Белых: Одна из причин заключается в том, что кадровые службы, занимаясь подбором юристов, часто руководствуются принципом "свой-чужой". К тому же предприятия если и взаимодействуют с вузами, то в основном с профильными: техническими, строительными, экономическими. Им нужны один-два юриста, и все. Найти их, как правило, труда не составляет. Правда, вопрос о квалификации специалиста в этом случае остается открытым.
РГ: Выходит, уже со студенческой скамьи юристов для бизнеса готовят отдельно от тех, кто будет работать в госорганах? А стоит ли усугублять уже и без того существующее противоречие между госслужащими и теми, кто их содержит, платя налоги?
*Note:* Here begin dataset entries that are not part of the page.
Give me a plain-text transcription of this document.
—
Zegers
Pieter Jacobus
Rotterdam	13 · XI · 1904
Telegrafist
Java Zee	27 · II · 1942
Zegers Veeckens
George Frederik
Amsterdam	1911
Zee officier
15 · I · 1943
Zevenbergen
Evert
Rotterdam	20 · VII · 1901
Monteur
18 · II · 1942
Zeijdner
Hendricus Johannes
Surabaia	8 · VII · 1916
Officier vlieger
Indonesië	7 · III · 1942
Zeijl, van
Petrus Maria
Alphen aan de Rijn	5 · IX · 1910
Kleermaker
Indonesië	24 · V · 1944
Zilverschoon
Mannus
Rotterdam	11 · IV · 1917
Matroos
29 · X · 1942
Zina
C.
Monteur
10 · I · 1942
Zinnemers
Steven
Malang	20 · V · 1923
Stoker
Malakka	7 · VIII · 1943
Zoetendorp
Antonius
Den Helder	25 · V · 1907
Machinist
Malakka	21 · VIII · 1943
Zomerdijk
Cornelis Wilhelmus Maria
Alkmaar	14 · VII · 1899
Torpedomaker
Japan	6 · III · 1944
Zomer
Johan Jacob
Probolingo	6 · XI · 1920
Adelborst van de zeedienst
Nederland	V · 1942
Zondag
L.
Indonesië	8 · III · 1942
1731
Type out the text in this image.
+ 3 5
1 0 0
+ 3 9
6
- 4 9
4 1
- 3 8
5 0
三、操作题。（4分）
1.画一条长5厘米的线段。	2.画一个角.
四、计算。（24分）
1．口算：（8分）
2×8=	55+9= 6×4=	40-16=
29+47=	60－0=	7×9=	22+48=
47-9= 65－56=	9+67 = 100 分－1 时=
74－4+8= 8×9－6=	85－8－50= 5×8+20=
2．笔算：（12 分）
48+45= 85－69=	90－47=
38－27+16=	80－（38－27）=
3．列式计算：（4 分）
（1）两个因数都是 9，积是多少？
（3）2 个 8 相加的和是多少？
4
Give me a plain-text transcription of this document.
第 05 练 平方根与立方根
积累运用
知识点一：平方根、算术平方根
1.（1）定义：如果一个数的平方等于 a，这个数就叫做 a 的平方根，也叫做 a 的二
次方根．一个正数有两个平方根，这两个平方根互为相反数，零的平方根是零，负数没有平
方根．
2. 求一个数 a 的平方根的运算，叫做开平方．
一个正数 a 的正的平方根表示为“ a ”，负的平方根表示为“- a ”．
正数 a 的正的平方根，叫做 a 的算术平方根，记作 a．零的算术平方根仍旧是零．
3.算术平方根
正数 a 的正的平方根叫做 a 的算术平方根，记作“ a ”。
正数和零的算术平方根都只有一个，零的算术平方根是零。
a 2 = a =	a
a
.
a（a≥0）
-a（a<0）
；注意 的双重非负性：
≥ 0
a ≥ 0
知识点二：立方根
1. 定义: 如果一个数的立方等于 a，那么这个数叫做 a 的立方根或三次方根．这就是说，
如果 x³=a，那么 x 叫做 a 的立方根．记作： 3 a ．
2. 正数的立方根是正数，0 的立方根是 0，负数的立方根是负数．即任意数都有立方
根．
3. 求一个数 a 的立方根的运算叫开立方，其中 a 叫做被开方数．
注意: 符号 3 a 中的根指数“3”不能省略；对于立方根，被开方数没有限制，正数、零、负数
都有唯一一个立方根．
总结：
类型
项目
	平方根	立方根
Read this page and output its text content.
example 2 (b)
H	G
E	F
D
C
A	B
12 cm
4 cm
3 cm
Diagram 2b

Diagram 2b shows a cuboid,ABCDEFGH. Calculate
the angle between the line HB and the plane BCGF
Белых: Я все больше склоняюсь к тому, что нам не стоило бы делить студентов на такие узкие специализации, которые существуют сегодня. Я имею в виду подразделения академии: институты юстиции, прокуратуры, права и предпринимательства. Возможно, стоит готовить юристов, которые в равной степени сведущи во всех сферах права, как это делается в других вузах, например в МГУ или в СПбГУ. Уже по окончании университета ребята определятся, куда им идти работать. В Европе и США картина примерно та же: все юристы обучаются по единой программе, а если кто-то хочет получить углубленные знания по отдельным дисциплинам - пожалуйста. Заключается соответствующий договор. В Великобритании, например, дополнительно три года можно изучать только налоговое право или только законодательство об интеллектуальной собственности.
РГ: Вы считаете такую систему более эффективной?
Белых: Да. Понимаете, у нас сегодня учебные программы институтов часто дублируют друг друга. Например, институт юстиции готовит судей. Но институт права и предпринимательства тоже готовит судей. Они, как и мы, готовят адвокатов. Это совершенно ни к чему. Я за то, чтобы не устраивать внутреннюю нездоровую конкуренцию, которая сегодня, увы, существует.